Reflections from the UCL gender and health launch

This blog discusses three key take home messages from the launch of the UCL Center for Gender and Health.

Eleanor MacPherson, Liverpool School of Tropical Medicine

02 March 2017

Photo of Eleanor MacPherson

 

Two years ago, when my son was two years old we met one of his friends from nursery in the park. They ran around together chasing each other. My son took a corner too sharply and fell scraping his knee and burst into tears. His two-year-old friend strode over, pointed at my son’s tears and told him to stop crying because “boys don’t cry.” As a feminist trying to bring my children up sheltered from damaging socially constructed stereotypes it was a stark reminder that we still need radical and disruptive changes to our society.

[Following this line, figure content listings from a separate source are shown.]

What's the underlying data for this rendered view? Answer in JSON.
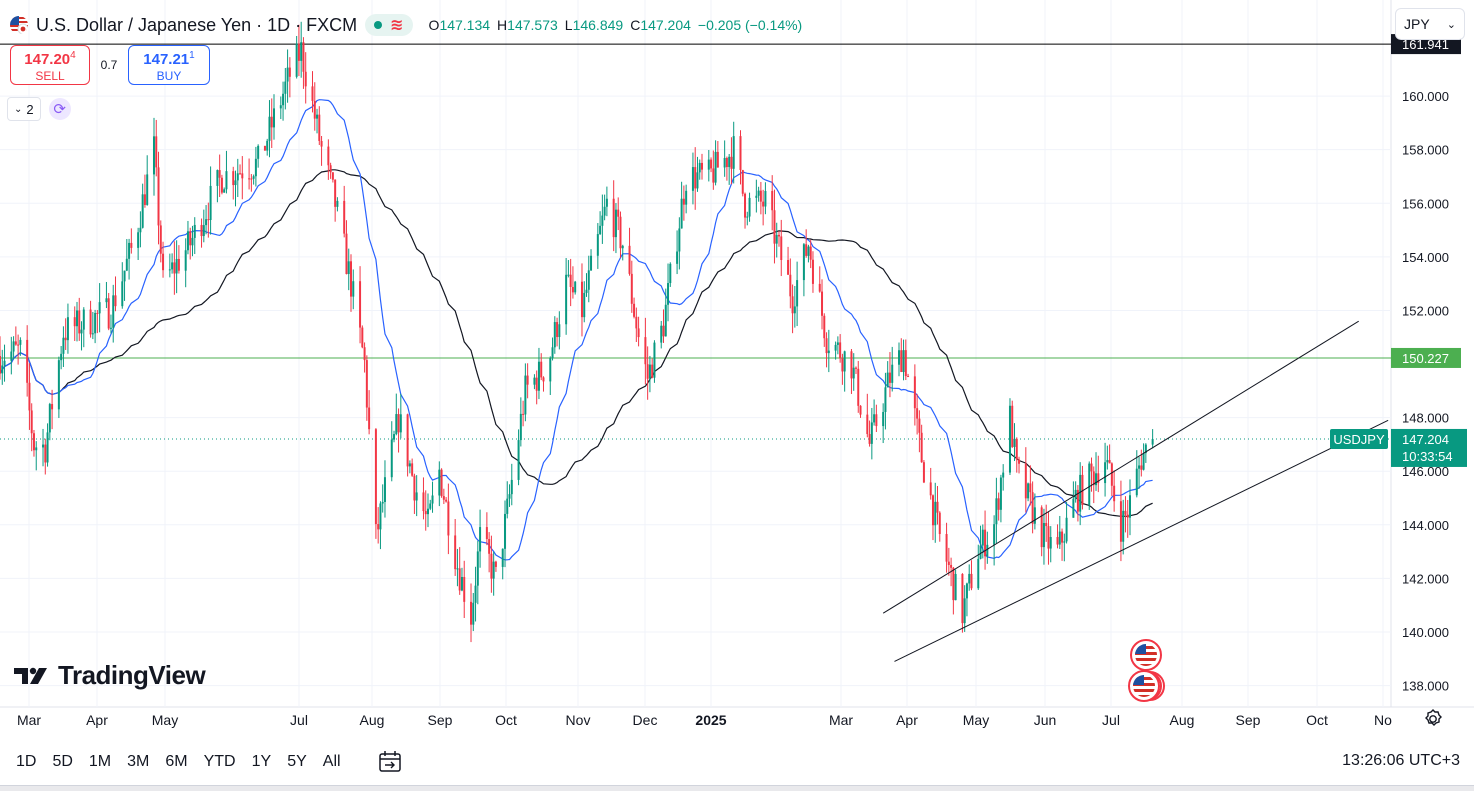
{
  "header": {
    "title": "U.S. Dollar / Japanese Yen · 1D · FXCM",
    "ohlc": [
      {
        "k": "O",
        "v": "147.134"
      },
      {
        "k": "H",
        "v": "147.573"
      },
      {
        "k": "L",
        "v": "146.849"
      },
      {
        "k": "C",
        "v": "147.204"
      },
      {
        "k": "",
        "v": "−0.205 (−0.14%)"
      }
    ]
  },
  "trade": {
    "sell_price": "147.20",
    "sell_price_sup": "4",
    "sell_label": "SELL",
    "spread": "0.7",
    "buy_price": "147.21",
    "buy_price_sup": "1",
    "buy_label": "BUY"
  },
  "indicators": {
    "count": "2"
  },
  "currency_select": "JPY",
  "brand": "TradingView",
  "timeframes": [
    "1D",
    "5D",
    "1M",
    "3M",
    "6M",
    "YTD",
    "1Y",
    "5Y",
    "All"
  ],
  "clock": "13:26:06 UTC+3",
  "colors": {
    "up": "#089981",
    "down": "#f23645",
    "ma_fast": "#2962ff",
    "ma_slow": "#131722",
    "hline_black": "#000000",
    "hline_green": "#4caf50",
    "accent": "#2962ff"
  },
  "chart_data": {
    "type": "candlestick",
    "symbol": "USDJPY",
    "last_price": "147.204",
    "countdown": "10:33:54",
    "y_ticks": [
      "160.000",
      "158.000",
      "156.000",
      "154.000",
      "152.000",
      "148.000",
      "146.000",
      "144.000",
      "142.000",
      "140.000",
      "138.000"
    ],
    "x_labels": [
      "Mar",
      "Apr",
      "May",
      "Jul",
      "Aug",
      "Sep",
      "Oct",
      "Nov",
      "Dec",
      "2025",
      "Mar",
      "Apr",
      "May",
      "Jun",
      "Jul",
      "Aug",
      "Sep",
      "Oct",
      "No"
    ],
    "ylim": [
      137.2,
      163.4
    ],
    "horizontal_lines": [
      {
        "price": 161.941,
        "label": "161.941",
        "color": "#000000"
      },
      {
        "price": 150.227,
        "label": "150.227",
        "color": "#4caf50"
      }
    ],
    "trendlines": [
      {
        "from": [
          "2025-03-17",
          140.7
        ],
        "to": [
          "2025-10-13",
          151.6
        ]
      },
      {
        "from": [
          "2025-03-22",
          138.9
        ],
        "to": [
          "2025-10-26",
          147.9
        ]
      }
    ],
    "price_anchors": [
      [
        "2024-02-21",
        150.3
      ],
      [
        "2024-03-01",
        150.5
      ],
      [
        "2024-03-07",
        147.0
      ],
      [
        "2024-03-12",
        146.9
      ],
      [
        "2024-03-20",
        151.2
      ],
      [
        "2024-04-10",
        152.0
      ],
      [
        "2024-04-20",
        154.5
      ],
      [
        "2024-04-29",
        158.0
      ],
      [
        "2024-05-03",
        153.0
      ],
      [
        "2024-05-15",
        154.5
      ],
      [
        "2024-05-29",
        157.0
      ],
      [
        "2024-06-14",
        157.5
      ],
      [
        "2024-06-28",
        160.8
      ],
      [
        "2024-07-03",
        161.7
      ],
      [
        "2024-07-12",
        158.0
      ],
      [
        "2024-07-18",
        156.0
      ],
      [
        "2024-07-25",
        153.0
      ],
      [
        "2024-07-31",
        150.0
      ],
      [
        "2024-08-05",
        143.5
      ],
      [
        "2024-08-15",
        148.0
      ],
      [
        "2024-08-22",
        145.5
      ],
      [
        "2024-08-28",
        144.0
      ],
      [
        "2024-09-02",
        146.0
      ],
      [
        "2024-09-10",
        142.5
      ],
      [
        "2024-09-16",
        140.6
      ],
      [
        "2024-09-20",
        143.5
      ],
      [
        "2024-09-27",
        142.0
      ],
      [
        "2024-10-02",
        144.5
      ],
      [
        "2024-10-10",
        149.0
      ],
      [
        "2024-10-20",
        150.0
      ],
      [
        "2024-10-28",
        153.0
      ],
      [
        "2024-11-04",
        152.0
      ],
      [
        "2024-11-15",
        156.0
      ],
      [
        "2024-11-22",
        154.5
      ],
      [
        "2024-11-30",
        150.5
      ],
      [
        "2024-12-03",
        149.5
      ],
      [
        "2024-12-10",
        151.5
      ],
      [
        "2024-12-20",
        157.0
      ],
      [
        "2024-12-30",
        157.0
      ],
      [
        "2025-01-10",
        158.0
      ],
      [
        "2025-01-15",
        156.0
      ],
      [
        "2025-01-24",
        156.0
      ],
      [
        "2025-02-05",
        152.5
      ],
      [
        "2025-02-12",
        154.5
      ],
      [
        "2025-02-20",
        151.0
      ],
      [
        "2025-03-03",
        150.0
      ],
      [
        "2025-03-11",
        147.0
      ],
      [
        "2025-03-20",
        149.5
      ],
      [
        "2025-03-26",
        150.5
      ],
      [
        "2025-04-03",
        146.5
      ],
      [
        "2025-04-11",
        143.5
      ],
      [
        "2025-04-21",
        140.7
      ],
      [
        "2025-04-28",
        143.0
      ],
      [
        "2025-05-05",
        144.0
      ],
      [
        "2025-05-12",
        148.0
      ],
      [
        "2025-05-15",
        146.0
      ],
      [
        "2025-05-27",
        143.5
      ],
      [
        "2025-06-02",
        143.0
      ],
      [
        "2025-06-10",
        145.0
      ],
      [
        "2025-06-23",
        146.5
      ],
      [
        "2025-06-30",
        144.0
      ],
      [
        "2025-07-03",
        144.5
      ],
      [
        "2025-07-09",
        146.5
      ],
      [
        "2025-07-14",
        147.2
      ]
    ]
  }
}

I was reminded again of this when I attended the launch of the UCL Centre for Gender and Health on Thursday 16th February. Two of the central themes that shaped the discussions during the launch were the need to disrupt and challenge the status quo to come up with new ways of being and doing.

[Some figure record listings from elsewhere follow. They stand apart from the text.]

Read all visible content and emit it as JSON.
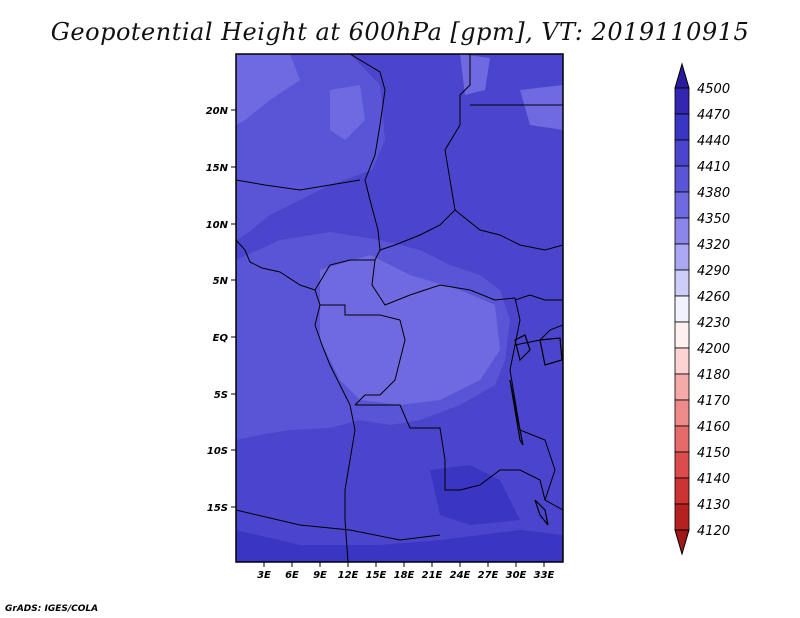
{
  "title": "Geopotential Height at 600hPa [gpm], VT: 2019110915",
  "footer": "GrADS: IGES/COLA",
  "map": {
    "lat_ticks": [
      "20N",
      "15N",
      "10N",
      "5N",
      "EQ",
      "5S",
      "10S",
      "15S"
    ],
    "lon_ticks": [
      "3E",
      "6E",
      "9E",
      "12E",
      "15E",
      "18E",
      "21E",
      "24E",
      "27E",
      "30E",
      "33E"
    ]
  },
  "colorbar": {
    "levels": [
      "4500",
      "4470",
      "4440",
      "4410",
      "4380",
      "4350",
      "4320",
      "4290",
      "4260",
      "4230",
      "4200",
      "4180",
      "4170",
      "4160",
      "4150",
      "4140",
      "4130",
      "4120"
    ],
    "colors": [
      "#2a1aa0",
      "#3326b0",
      "#3a35c2",
      "#4a45cc",
      "#5a55d6",
      "#6f6ae0",
      "#8a86ea",
      "#aaa8f2",
      "#cdcdf8",
      "#f2f2ff",
      "#fff0f0",
      "#fcd2d2",
      "#f5aaaa",
      "#ee8a8a",
      "#e66a6a",
      "#dd4c4c",
      "#cc3333",
      "#b62020",
      "#a01818"
    ]
  }
}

For me it was very invigorating to be engaged and involved in these discussions and there were three key insights I gained from the day:

  • Psychological and economic violence is deeply damaging: Rachel Jewkes’s excellent presentation highlighted the deep damage that psychological and economic violence can do to women. She voiced the strong message that these forms of violence are not “Intimate Partner Violence-lite” but something that needs to be taken seriously and included in our policy interventions.
  • It is vital to work with men on gender transformative interventions: Benno de Keijzer’s presentation began by reminding us how masculine ideals do real harm to men’s health. The presentation of statistics on car accidents, suicide rates, and alcohol abuse really brought this home and reminded me again that gender stereotypes are not only bad for women they are also deadly for men. His work in Mexico provided fascinating insights and examples of gender transformative interventions with men. So often gender transformative approaches have focused narrowly on women and it was refreshing to see different ways that these can be successfully taken forward.
  • Gender isn’t binary and LGBTI people’s needs matter: It was really refreshing to hear a discussion from Maureen Fordham on gender and disasters. She reminded us that that gender isn’t a binary concept (that we need to go beyond the categories of male and female to include people of other genders) and that the rights and needs of LGBTI communities are deeply and frequently invisiblised in disaster responses. Her point that to even mention these groups exist can silence discussion in many health-related fora was a stark reminder of how far we still need to go.

It is all too easy to become hopeless and despondent at what needs to change in society but spending the day surrounded by academic and practitioners who do want to challenge and disrupt the status quo was incredibly inspiring and gives me hope for my children’s future.